Kompozitlerin Avantaj ve Dezavantajları
 
Kompozit malzemelerin belli başlı avantajları şunlardır:

1. Kompozit malzemeler üstün fiziksel ve mekanik özelliklere sahiptirler. Bu sebeple  birçok metal bileşenin yerine tek başlarına kullanılabilmektedirler.
2. Kompozit malzemelerin eğilme ve çekme dayanımı oldukça yüksektir. Eğilme dayanımı açısından karşılaştırıldığında bazı kompozit malzemeler, aynı eğilme dayanımına sahip geleneksel çelikten 5 kat, alüminyumdan da 2 kat daha hafiftir.
3. Kompozit malzemelerin özgül dayanımları çok yüksektir (yoğunluk – dayanım oranı). Polimer matrisli kompozitlerin özgül dayanım değerleri çelik ve alüminyum alaşımları ile karşılaştırıldığında 3 ila 5 kat daha yüksek değere sahiptir. Bu sebeple eşdeğeri olanlarla kıyaslandıklarında kompozit parçalar daha hafiftirler. Bu özellikleri sayesinde, hava taşıtlarının ve otomobillerin daha az yakıt harcayarak daha hızlı gidebilmelerini sağlamaktadırlar.

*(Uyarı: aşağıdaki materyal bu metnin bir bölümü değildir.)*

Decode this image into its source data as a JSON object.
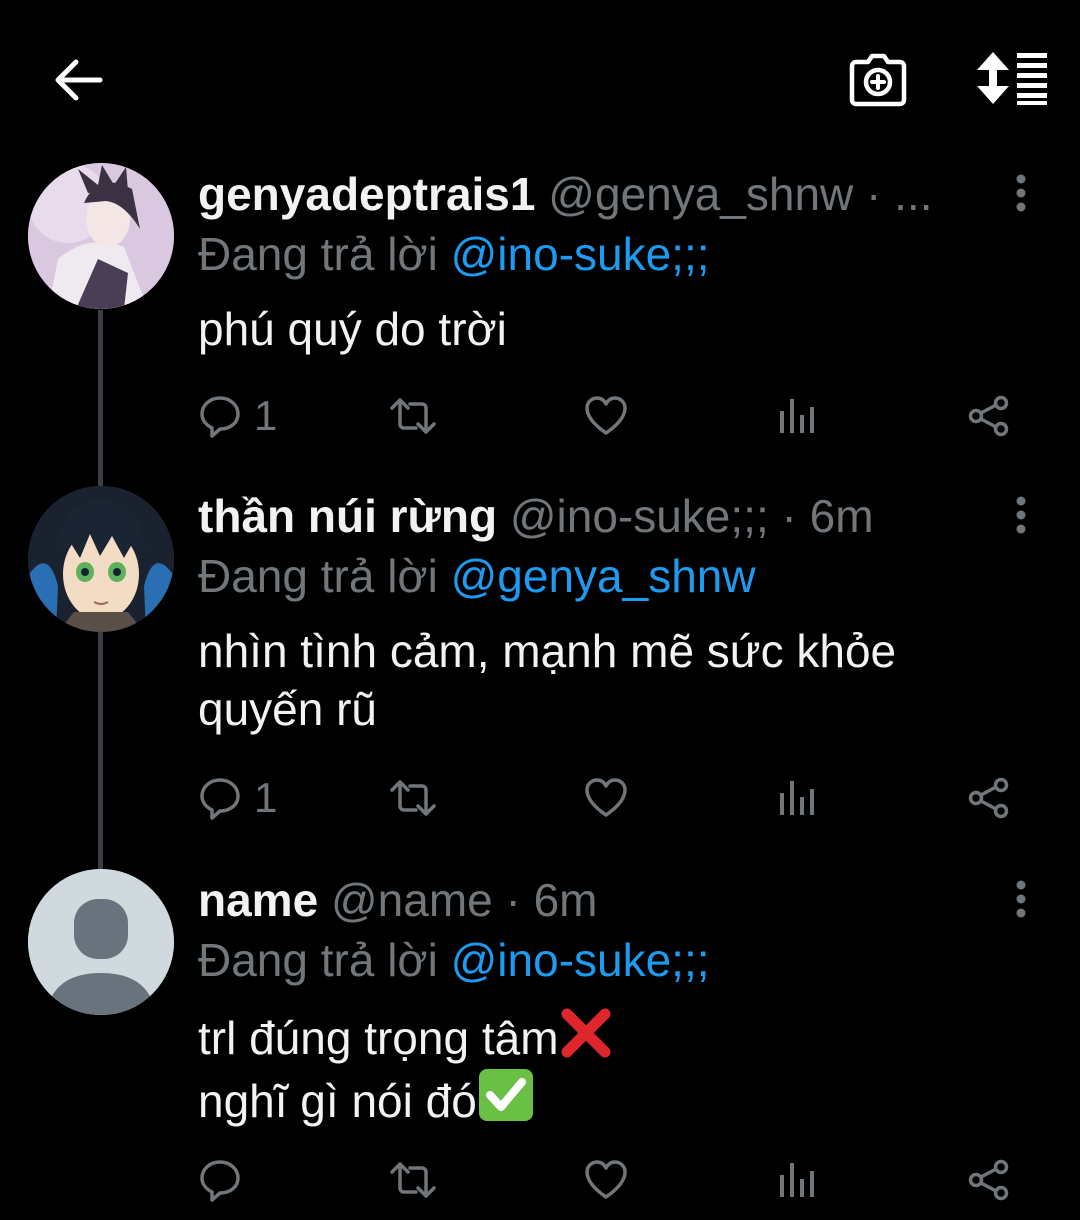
{
  "topbar": {
    "back_icon": "arrow-left-icon",
    "camera_icon": "camera-plus-icon",
    "sort_icon": "sort-list-icon"
  },
  "colors": {
    "background": "#000000",
    "muted": "#71767b",
    "link": "#1d9bf0",
    "text": "#f0f2f3"
  },
  "tweets": [
    {
      "display_name": "genyadeptrais1",
      "handle": "@genya_shnw",
      "meta": "· ...",
      "reply_prefix": "Đang trả lời",
      "reply_to": "@ino-suke;;;",
      "body_lines": [
        "phú quý do trời"
      ],
      "reply_count": "1"
    },
    {
      "display_name": "thần núi rừng",
      "handle": "@ino-suke;;;",
      "meta": "· 6m",
      "reply_prefix": "Đang trả lời",
      "reply_to": "@genya_shnw",
      "body_lines": [
        "nhìn tình cảm, mạnh mẽ sức khỏe",
        "quyến rũ"
      ],
      "reply_count": "1"
    },
    {
      "display_name": "name",
      "handle": "@name",
      "meta": "· 6m",
      "reply_prefix": "Đang trả lời",
      "reply_to": "@ino-suke;;;",
      "body_lines": [
        "trl đúng trọng tâm",
        "nghĩ gì nói đó"
      ],
      "body_emojis": [
        "cross-mark-emoji",
        "check-mark-emoji"
      ],
      "reply_count": ""
    }
  ]
}
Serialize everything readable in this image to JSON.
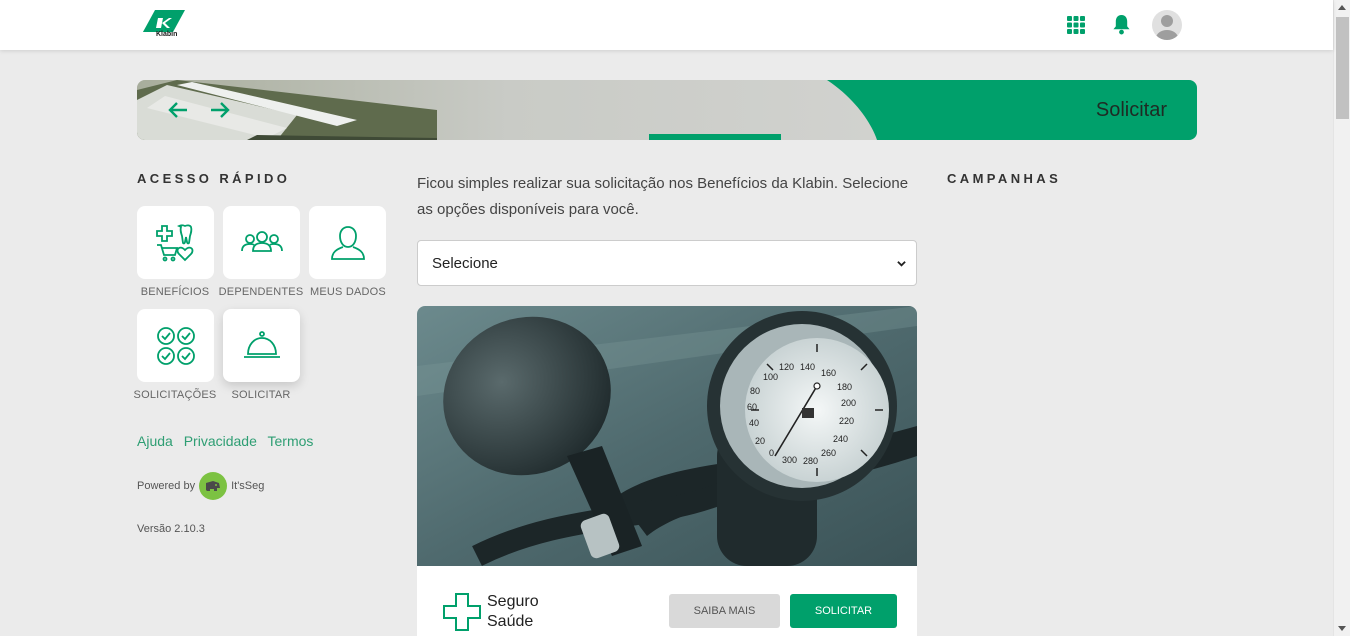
{
  "header": {
    "logo_text": "Klabin",
    "icons": [
      "apps-grid-icon",
      "bell-icon",
      "user-avatar-icon"
    ]
  },
  "banner": {
    "cta": "Solicitar"
  },
  "quick_access": {
    "title": "ACESSO RÁPIDO",
    "items": [
      {
        "label": "BENEFÍCIOS",
        "icon": "benefits-icon"
      },
      {
        "label": "DEPENDENTES",
        "icon": "dependents-icon"
      },
      {
        "label": "MEUS DADOS",
        "icon": "user-icon"
      },
      {
        "label": "SOLICITAÇÕES",
        "icon": "checklist-icon"
      },
      {
        "label": "SOLICITAR",
        "icon": "service-bell-icon"
      }
    ]
  },
  "footer": {
    "links": [
      "Ajuda",
      "Privacidade",
      "Termos"
    ],
    "powered_by": "Powered by",
    "brand": "It'sSeg",
    "version": "Versão 2.10.3"
  },
  "main": {
    "intro": "Ficou simples realizar sua solicitação nos Benefícios da Klabin. Selecione as opções disponíveis para você.",
    "select": {
      "value": "Selecione"
    },
    "card": {
      "title_line1": "Seguro",
      "title_line2": "Saúde",
      "more_label": "SAIBA MAIS",
      "request_label": "SOLICITAR"
    }
  },
  "campaigns": {
    "title": "CAMPANHAS"
  },
  "colors": {
    "accent": "#00a06b",
    "link": "#2e9e73",
    "background": "#ebebeb"
  }
}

 4. Kompozit malzemelerin yorulma dayanımları hayli yüksektir. Çelik ve alüminyum alaşımlarına göre bazı karbon/epoksi kompozitler % 40’lara varan daha iyi yorulma dayanımı değeri sağlayabilmektedirler. 
 5. Birçok kompozit malzeme korozyona karşı yüksek dayanıma sahiptir. Metaller su ve hava ile temas ettiklerinde korozyona uğradıkları için özel koruma yöntemlerine ihtiyaç duyarlar. Bu koruma yöntemleri arasında kaplama ve alaşımlama gösterilebilir. Polimer matrisli kompozitlerin dış yüzeyleri plastiktir ve  diğer malzemelere oranla korozyona ve kimyasallara karşı çok daha iyi bir dirence sahiptirler. Seramik matrisli kompozitlerin de korozyon dayanımı oldukça yüksektir.
6. Kompozit ürünler elde edilirken doğru matris ve takviye elemanı seçimi önem taşır. Arzu edildiğinde kompozit malzemelere yalıtkanlık veya iletkenlik özellikleri eklenebilir. Böylece üstün elektriksel özelliklere sahip kompozit ürünler elde edilebilir.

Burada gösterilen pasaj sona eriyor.